From Mike Masnick at Techdirt:
Clear & Concise Explanation Of The Problem With Patents
from the more-voices dept
More and more people are adding their voices to the growing consensus around the massive harm that the patent system is doing to innovation within the tech industry. PC World’s Katherine Noyes has a great article that lays out a clear argument for why the patent system is making things worse for consumers. Here’s just a snippet, though the whole thing is worth reading:
5. Innovation Is Being Squelched
Software innovation depends heavily on the exchange and iterative development of new ideas, but such exchange is precisely what software patents are designed to prevent. Numerous patents have been granted that are excessively broad, too, making it virtually impossible to develop original software without fear of infringing.

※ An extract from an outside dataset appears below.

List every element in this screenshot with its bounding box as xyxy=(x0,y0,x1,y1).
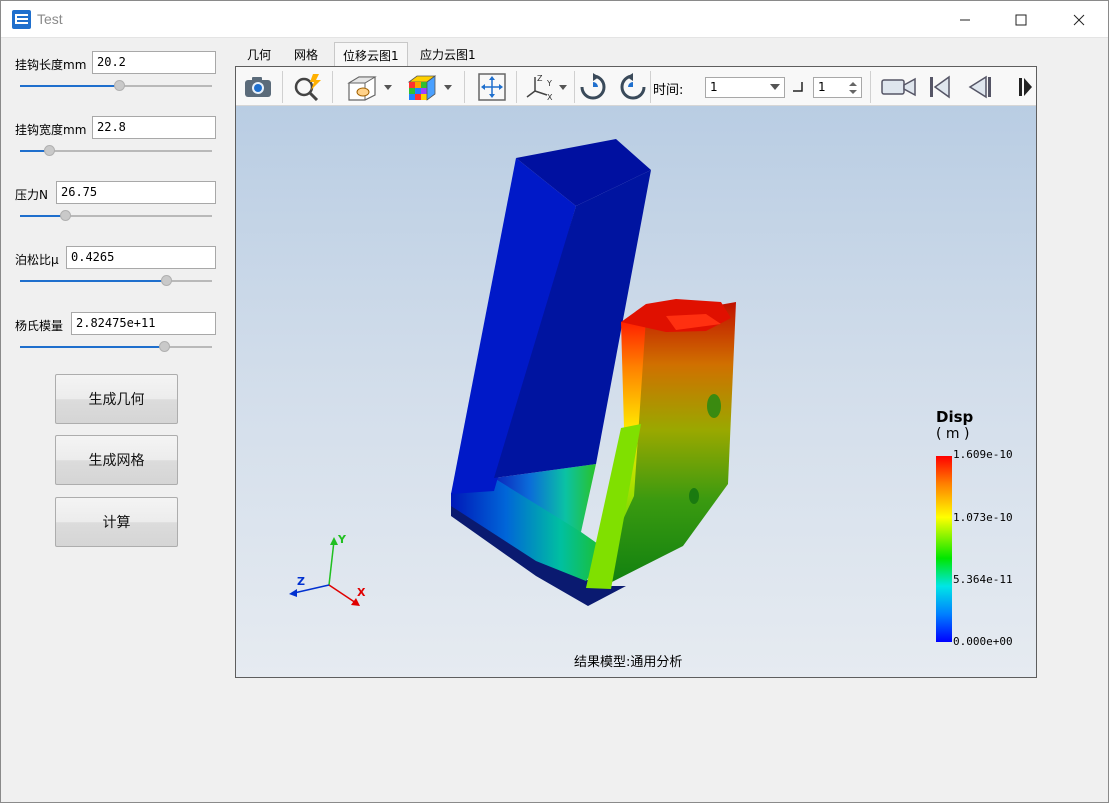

6. Small Companies Are Being Shut Out
For all of the above reasons, you could be the most brilliant and creative software developer ever, but if you don’t have pockets deep enough to pay hefty licensing fees and start a patent war chest of your own the way Google is being forced to do, you are simply out of luck. End of story.
7. Consumers Pay the Price
Small businesses suffer as a result, but ultimately the even bigger loser–as always–is the consumer. Under this system, control of ideas is falling into the hands of the companies that are big, fat and unable to innovate, simply because they have the money and no other easy way to earn more. That, in turn, means the little guys–the innovative ones–can’t bring to market the next big thing that could change consumers’ lives, at least not without a heavily inflated price.
It’s nice to see that more and more people are making it clear that this isn’t just some “fringe” opinion, but such feelings are extremely common among folks throughout the tech industry — supposedly the people patents are supposed to protect most. When those people hate and/or fear the patent system, clearly something’s wrong. So why is Congress’ only move to make the system worse?